The data of the illustration has been generated with the following code:

# Data
x <- rnorm(50, sd = 1.5)
y1 <- -0.5 + 3 * x
y2 <- 0.5 - 2 * x
y3 <- -2 + 5 * x
y1 <- rbinom(50, size = 1, prob = 1 / (1 + exp(-y1)))
y2 <- rbinom(50, size = 1, prob = 1 / (1 + exp(-y2)))
y3 <- rbinom(50, size = 1, prob = 1 / (1 + exp(-y3)))

# Data
dataMle <- data.frame(x = x, y1 = y1, y2 = y2, y3 = y3)

Let’s check that indeed the coefficients given by glm are the ones that maximize the likelihood given in the animation of Figure 4.6. We do so for y ~ x1.

mod <- glm(y1 ~ x, family = "binomial", data = dataMle)
## (Intercept)           x 
##  -0.1691947   2.4281626

For the regressions y ~ x2 and y ~ x3, do the following:

  • Check that the true \(\boldsymbol{\beta}\) is close to maximizing the likelihood computed in Figure 4.6.
  • Plot the fitted logistic curve and compare it with the one in Figure 4.6.

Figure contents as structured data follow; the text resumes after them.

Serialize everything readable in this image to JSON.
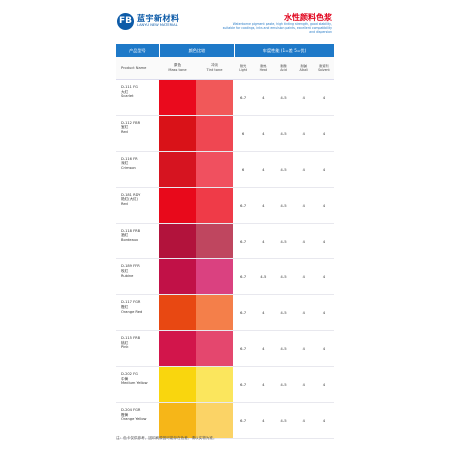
{
  "header": {
    "logo_glyph": "FB",
    "brand_name": "蓝宇新材料",
    "brand_en": "LANYU NEW MATERIAL",
    "title": "水性颜料色浆",
    "subtitle": "Waterborne pigment paste, high tinting strength, good stability, suitable for coatings, inks and emulsion paints, excellent compatibility and dispersion"
  },
  "table": {
    "col_headers": {
      "product": "产品型号",
      "color": "颜色比较",
      "fastness": "牢度性能 (1=差 5=优)"
    },
    "sub_headers": {
      "product": "Product Name",
      "mass_tone": [
        "原色",
        "Mass tone"
      ],
      "tint_tone": [
        "冲淡",
        "Tint tone"
      ],
      "fastness": [
        [
          "耐光",
          "Light"
        ],
        [
          "耐热",
          "Heat"
        ],
        [
          "耐酸",
          "Acid"
        ],
        [
          "耐碱",
          "Alkali"
        ],
        [
          "耐溶剂",
          "Solvent"
        ]
      ]
    },
    "rows": [
      {
        "code": "D-111 FG",
        "cn": "大红",
        "en": "Scarlet",
        "mass": "#ea0a1d",
        "tint": "#f15859",
        "values": [
          "6-7",
          "4",
          "4-5",
          "4",
          "4"
        ]
      },
      {
        "code": "D-112 FBR",
        "cn": "宝红",
        "en": "Red",
        "mass": "#d91218",
        "tint": "#ef4752",
        "values": [
          "6",
          "4",
          "4-5",
          "4",
          "4"
        ]
      },
      {
        "code": "D-116 FR",
        "cn": "深红",
        "en": "Crimson",
        "mass": "#d61420",
        "tint": "#f0505f",
        "values": [
          "6",
          "4",
          "4-5",
          "4",
          "4"
        ]
      },
      {
        "code": "D-181 RDY",
        "cn": "艳红(大红)",
        "en": "Red",
        "mass": "#e8091b",
        "tint": "#ef3b48",
        "values": [
          "6-7",
          "4",
          "4-5",
          "4",
          "4"
        ]
      },
      {
        "code": "D-118 FRB",
        "cn": "酒红",
        "en": "Bordeaux",
        "mass": "#b2133c",
        "tint": "#bf465f",
        "values": [
          "6-7",
          "4",
          "4-5",
          "4",
          "4"
        ]
      },
      {
        "code": "D-189 FFR",
        "cn": "玫红",
        "en": "Rubine",
        "mass": "#c11147",
        "tint": "#da4180",
        "values": [
          "6-7",
          "4-5",
          "4-5",
          "4",
          "4"
        ]
      },
      {
        "code": "D-117 FGR",
        "cn": "橙红",
        "en": "Orange Red",
        "mass": "#e84812",
        "tint": "#f47f4a",
        "values": [
          "6-7",
          "4",
          "4-5",
          "4",
          "4"
        ]
      },
      {
        "code": "D-115 FRB",
        "cn": "桃红",
        "en": "Pink",
        "mass": "#d2154b",
        "tint": "#e4476e",
        "values": [
          "6-7",
          "4",
          "4-5",
          "4",
          "4"
        ]
      },
      {
        "code": "D-202 FG",
        "cn": "中黄",
        "en": "Medium Yellow",
        "mass": "#f9d60e",
        "tint": "#fbe65d",
        "values": [
          "6-7",
          "4",
          "4-5",
          "4",
          "4"
        ]
      },
      {
        "code": "D-204 FGR",
        "cn": "橙黄",
        "en": "Orange Yellow",
        "mass": "#f6b618",
        "tint": "#fbd366",
        "values": [
          "6-7",
          "4",
          "4-5",
          "4",
          "4"
        ]
      }
    ]
  },
  "footer": "注：色卡仅供参考，因印刷原因可能存在色差，请以实物为准。"
}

In linear regression we relied on least squares estimation, in other words, the minimization of the RSS. Why do we need MLE in logistic regression and not least squares? The answer is two-fold:

  1. MLE is asymptotically optimal when estimating unknown parameters in a model. That means that when the sample size n is large, it is guaranteed to perform better than any other estimation method. Therefore, considering a least squares approach for logistic regression will result in suboptimal estimates.
  2. In multiple linear regression, due to the normality assumption, MLE and least squares estimation coincide. So MLE is hidden under the form of the least squares, which is a more intuitive estimation procedure. Indeed, the maximized likelihood \(\text{lik}(\hat{\boldsymbol{\beta}})\) in the linear model and the RSS are intimately related.

As in the linear model, the inclusion of a new predictor changes the coefficient estimates of the logistic model.

  1. Recall that the result of a bet is binary: you either win or lose the bet.